Buying a vehicle still under finance: 4 best notes for buyers

Buying a vehicle still under finance

It is advised that you look into whether the used car you want to purchase still has loans due when you are looking around. What transpires then if your dream car is still financed?

It is possible for buying a vehicle still under finance that is still due, but you might have to go through a few extra hoops. Let’s discuss what to do next and your options if there is still a finance balance on the car you want to buy.

Buying a vehicle still under finance

In Australia, it is the responsibility of the buyer to determine whether financing is due before making a purchase. Since the debt is frequently secured by the car, you can be responsible for it if you buy a car with financing that isn’t paid off in full upfront. You must therefore exercise due diligence.

Execute a PPSR search

First off, it’s crucial to consider additional risk factors, such as if the automobile has been stolen or declared a total loss by an insurer, when buying a vehicle still under finance. It’s not unusual for a private seller to try to sell a written-off vehicle or a vehicle with a secured loan balance. An excellent place to begin is by arming yourself with as much information as you can.

Even if you can ask the seller for this information, it is nevertheless advised that you check the Personal Property Securities Register yourself (PPSR). Australians can learn about security interests in personal property on this government website.

Buying a vehicle still under finance- Execute a PPSR search

A PPSR search can provide information on the brand, model, and color that has been logged against the vehicle identification number (VIN) or chassis number, but more importantly:

  • If there is unpaid debt on the car
  • If an insurer has declared the car a total loss
  • If the item was stolen
  • If it is a component of the mandatory Takata airbag recall due to flaws

The amount of finance still owed on the car, its ownership history, any unpaid fines, and details like the odometer reading are not disclosed in a PPSR. When you pay for a PPSR search as part of your legal records for the car, you will receive a search certificate.

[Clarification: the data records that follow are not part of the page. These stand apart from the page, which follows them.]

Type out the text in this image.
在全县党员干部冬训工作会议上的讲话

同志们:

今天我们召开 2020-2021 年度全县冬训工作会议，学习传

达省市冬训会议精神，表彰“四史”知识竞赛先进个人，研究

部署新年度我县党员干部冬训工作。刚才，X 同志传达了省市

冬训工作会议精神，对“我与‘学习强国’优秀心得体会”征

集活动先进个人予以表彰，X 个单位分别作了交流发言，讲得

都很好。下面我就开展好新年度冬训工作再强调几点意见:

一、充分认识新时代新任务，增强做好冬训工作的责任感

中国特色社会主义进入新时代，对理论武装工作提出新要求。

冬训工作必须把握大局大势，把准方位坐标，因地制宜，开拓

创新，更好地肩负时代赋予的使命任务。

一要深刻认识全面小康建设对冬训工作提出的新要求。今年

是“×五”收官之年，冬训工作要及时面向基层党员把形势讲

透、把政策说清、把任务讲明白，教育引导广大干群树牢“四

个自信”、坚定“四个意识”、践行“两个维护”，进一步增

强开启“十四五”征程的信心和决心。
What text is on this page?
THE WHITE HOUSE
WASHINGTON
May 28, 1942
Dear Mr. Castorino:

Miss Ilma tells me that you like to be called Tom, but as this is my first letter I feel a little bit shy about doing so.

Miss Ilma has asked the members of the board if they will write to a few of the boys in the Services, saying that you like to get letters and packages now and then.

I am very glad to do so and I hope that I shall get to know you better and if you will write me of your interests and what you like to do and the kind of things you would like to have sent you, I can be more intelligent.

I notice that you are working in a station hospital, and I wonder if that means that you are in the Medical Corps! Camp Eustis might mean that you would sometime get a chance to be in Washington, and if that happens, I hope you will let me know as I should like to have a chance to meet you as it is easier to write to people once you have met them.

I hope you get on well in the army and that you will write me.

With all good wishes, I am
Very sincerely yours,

It is advised that you run a PPSR search the day of or the day before you intend to buy the car. According to the PPSR website, it is best to conduct your search “near to the time of purchase.”

Verify funding with their lender

Verify funding with their lender

It’s reasonable to feel anxious about buying a vehicle still under finance due, therefore it would be worthwhile to ask the seller’s auto financer for a dated payout quotation or letter outlining the exact amount still owed on the automobile. It can be worthwhile to look at alternative vehicle options if a seller is unwilling to ask their lender to do this for you.

You are not obligated to pay off someone else’s auto loan. However, it’s likely that the payment you make for the car will be applied to the balance of the loan. This indicates that in order to pay off the vehicle finance, the seller could need to first obtain payment from you.

Secure your transaction

You should select the most secure payment method that gives you peace of mind because you might need to pay for the car before the seller can pay off the loan.

Secure your transaction

Let’s say the used car you want to buy costs $10,000, and the loan balance is $4,500. One choice is to give the seller two payments:

  • Repayment of the loan’s outstanding balance of $4,500. The seller will then give you an updated statement from the financier right away to verify that this has been settled in full and the vehicle is no longer subject to any debt.
  • A $5,500 payment for the balance of the purchase price.

As an alternative, you can communicate with the financier personally and explain your plans for financing the car. You can provide the financer $4,500 and get a direct acknowledgment that it has been paid in full. After that, you can provide the seller your direct payment of the balance ($5,500).

A change in ownership

Buying a vehicle still under finance

It is advised that all parties set up the transfer of ownership for the car at this time. For instance, in NSW, you must transfer ownership of a registered vehicle within 14 days of the purchase in order to avoid paying a late transfer fee.

Informing Transport NSW of the vehicle’s disposal should be done by the vendor. If they haven’t done this, you, the buyer, can still finish the ownership transfer at a Service NSW Center nearby. To avoid paying the late transfer fee, make sure to do so within 14 days of the purchase.

Conclusion

Is it worth buying a vehicle still under finance? There’s no reason why purchasing a car with a financed title should be any more challenging than purchasing one with a clear title if you conduct thorough research ahead and deal with an honest seller. However, it’s crucial to confirm there is no outstanding debt on the car when you sign your name to the bill of sale.

Similar to going to a bank or real estate agent to sign the papers for purchasing a home, the only difference is that the numbers on the papers you are signing are somewhat less likely to cause you to experience heart palpitations.